I am a teacher. I can’t help it. It’s how I am wired. I don’t need a classroom; in fact I am probably better outside the traditional classroom because I hate busywork, irrelevant information, and standardized tests.

I teach because I love to learn and I want everyone around me to get excited about learning with me.   In this country’s value system however, I am unorthodox.  I don’t believe in standardized tests. I think they are the single greatest waste of time, resources, and energy ever created by government to ensure that no one thinks critically. Every question in education can be sufficiently posed and answered on a bubble form sent through a machine that marks the answers as either right or wrong. And they call that education.

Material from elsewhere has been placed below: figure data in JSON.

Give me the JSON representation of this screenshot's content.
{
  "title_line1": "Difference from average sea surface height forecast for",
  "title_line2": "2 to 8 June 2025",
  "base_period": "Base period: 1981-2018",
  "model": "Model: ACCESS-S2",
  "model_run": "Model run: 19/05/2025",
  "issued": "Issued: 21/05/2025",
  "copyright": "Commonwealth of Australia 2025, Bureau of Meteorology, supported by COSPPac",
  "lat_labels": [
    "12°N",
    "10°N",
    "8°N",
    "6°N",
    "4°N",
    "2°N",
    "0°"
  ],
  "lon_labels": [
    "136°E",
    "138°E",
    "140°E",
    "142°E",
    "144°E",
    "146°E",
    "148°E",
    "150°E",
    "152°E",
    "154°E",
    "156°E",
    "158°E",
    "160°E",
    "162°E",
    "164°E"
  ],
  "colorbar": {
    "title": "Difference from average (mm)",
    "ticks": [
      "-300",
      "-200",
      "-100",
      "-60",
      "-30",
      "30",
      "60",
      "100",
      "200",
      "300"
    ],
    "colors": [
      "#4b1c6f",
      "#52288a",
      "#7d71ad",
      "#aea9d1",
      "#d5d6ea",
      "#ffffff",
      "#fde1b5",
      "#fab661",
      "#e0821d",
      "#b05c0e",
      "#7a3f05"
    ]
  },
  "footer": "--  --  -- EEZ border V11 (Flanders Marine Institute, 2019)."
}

NO!  (I’d add a few choice words for emphasis, but you can add them in your heads on my behalf.) It is the most ridiculous thing in the world to limit answers to A, B, C, D, or E (with E being “all of the above”).  Yes, there are right and wrong answers in education.  2+2 does in fact equal four and nothing else.  The air we breathe is indeed a particular combination of oxygen, nitrogen, and a touch of argon. There are facts that are right or wrong, but knowing facts is not education.  Recitation is boring. And yes, there are things that must be memorized in order for understanding to evolve, but our current education system has focused so much on right answers that we neglect to teach WHY the answers matter and HOW the answers affect us.

The unorthodox teacher, no matter what his or her classroom, is one who challenges students to understand why and how along with teaching the who, what, and where. And a standardized test can’t measure that.